This November, Ohioans may may weigh another statewide citizen-led change to Ohio’s constitution.
Monday morning, two U-Haul trucks delivered 810 boxes to Ohio Secretary of State Frank LaRose’s office. Each box was filled with signatures collected from every county in the state in support of Citizens Not Politicians, a nonpartisan campaign to get a citizen-initiated constitutional amendment on November’s ballot.
The group wants to create a Citizens Redistricting Commission to draw the state’s voting district maps guided by public input. Currently, Ohio elected officials decide where the boundaries lie.
Supporters like retired Ohio Supreme Court Chief Justice Maureen O’Connor said putting the power in the peoples’ hands will help ensure the state’s electoral process is fair.
“Nobody should be afraid of this amendment except maybe the elected politicians,” she said.

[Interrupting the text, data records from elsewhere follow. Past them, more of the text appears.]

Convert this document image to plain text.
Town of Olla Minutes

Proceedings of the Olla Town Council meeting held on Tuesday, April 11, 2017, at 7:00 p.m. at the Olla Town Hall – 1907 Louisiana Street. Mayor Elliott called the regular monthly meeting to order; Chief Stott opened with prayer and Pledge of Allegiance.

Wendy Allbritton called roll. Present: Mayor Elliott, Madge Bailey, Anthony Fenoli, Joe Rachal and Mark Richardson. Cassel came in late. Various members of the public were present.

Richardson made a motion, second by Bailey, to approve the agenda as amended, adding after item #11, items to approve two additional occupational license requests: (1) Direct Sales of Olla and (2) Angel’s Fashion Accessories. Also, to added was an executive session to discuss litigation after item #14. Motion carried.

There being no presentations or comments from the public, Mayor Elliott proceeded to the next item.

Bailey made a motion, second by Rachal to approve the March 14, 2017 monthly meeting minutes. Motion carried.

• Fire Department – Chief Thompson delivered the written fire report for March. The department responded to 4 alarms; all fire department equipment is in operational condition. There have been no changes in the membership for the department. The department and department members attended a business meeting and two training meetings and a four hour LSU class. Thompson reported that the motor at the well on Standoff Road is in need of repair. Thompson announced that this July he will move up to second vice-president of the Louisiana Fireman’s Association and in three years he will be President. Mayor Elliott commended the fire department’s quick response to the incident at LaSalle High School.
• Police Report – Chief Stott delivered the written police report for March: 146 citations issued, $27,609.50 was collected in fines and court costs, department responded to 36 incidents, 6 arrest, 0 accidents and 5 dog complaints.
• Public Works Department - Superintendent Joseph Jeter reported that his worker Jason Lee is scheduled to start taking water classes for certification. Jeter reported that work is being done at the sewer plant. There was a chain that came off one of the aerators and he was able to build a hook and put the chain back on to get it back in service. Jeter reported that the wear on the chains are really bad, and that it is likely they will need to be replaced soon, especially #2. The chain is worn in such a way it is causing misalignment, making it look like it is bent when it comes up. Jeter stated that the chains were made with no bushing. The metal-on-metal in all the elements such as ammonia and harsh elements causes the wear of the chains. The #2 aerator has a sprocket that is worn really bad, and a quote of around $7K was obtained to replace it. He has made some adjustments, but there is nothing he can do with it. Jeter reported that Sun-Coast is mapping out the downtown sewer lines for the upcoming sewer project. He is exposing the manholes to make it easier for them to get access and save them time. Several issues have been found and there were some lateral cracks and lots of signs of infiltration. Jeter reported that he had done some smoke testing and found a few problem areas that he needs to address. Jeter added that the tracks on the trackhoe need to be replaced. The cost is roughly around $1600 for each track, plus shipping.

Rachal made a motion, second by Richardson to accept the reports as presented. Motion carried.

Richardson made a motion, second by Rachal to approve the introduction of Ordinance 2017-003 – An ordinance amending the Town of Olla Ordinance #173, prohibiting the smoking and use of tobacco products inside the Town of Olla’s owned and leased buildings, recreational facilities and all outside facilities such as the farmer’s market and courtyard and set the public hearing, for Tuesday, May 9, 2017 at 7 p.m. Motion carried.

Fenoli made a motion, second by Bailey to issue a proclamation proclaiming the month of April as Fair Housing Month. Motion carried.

If it passes, O’Connor said $7 million is included in the amendment, a portion of which would be paid as a per-diem to the eventually selected commission members. She said it’s the same amount of money the legislature spent in 2022 to draw the current maps.
She said the goal is to take political motivation out of the equation to avoid gerrymandering in Ohio.
“Wherever the chips fall, that’s where they’re going to fall,” O’Connor said. “Let’s just have an independent, transparent, nonpartisan process in order to do it. That’s all we’re asking for.”
In response to the group’s forward movement on the ballot measure, Olivia Wile, press secretary for the Ohio House Republican Caucus provided a statement:
“Our current maps, approved unanimously last fall, are once again under attack by liberal organizations trying to deceive voters because their candidates don’t reflect the values of the Ohioans who elect them.”
John Fortney, director of communications for the Ohio Senate Majority Caucus, also provided a statement:
“Citizens Not Politicians should be renamed Political Outcomes over People. This so-called citizens panel will have zero accountability to the people. When it dissolves, they disappear and Ohioans will be left holding a bag filled with sprawling gerrymandered districts for radical leftists with nowhere to turn to for answers and accountability.”
Organizers said they collected 731,306 signatures, nearly double the 413,487 valid signatures of registered voters required by LaRose’s office to qualify for the Nov. 5 Ohio General Election Ballot. LaRose’s office now has to validate the signatures collected.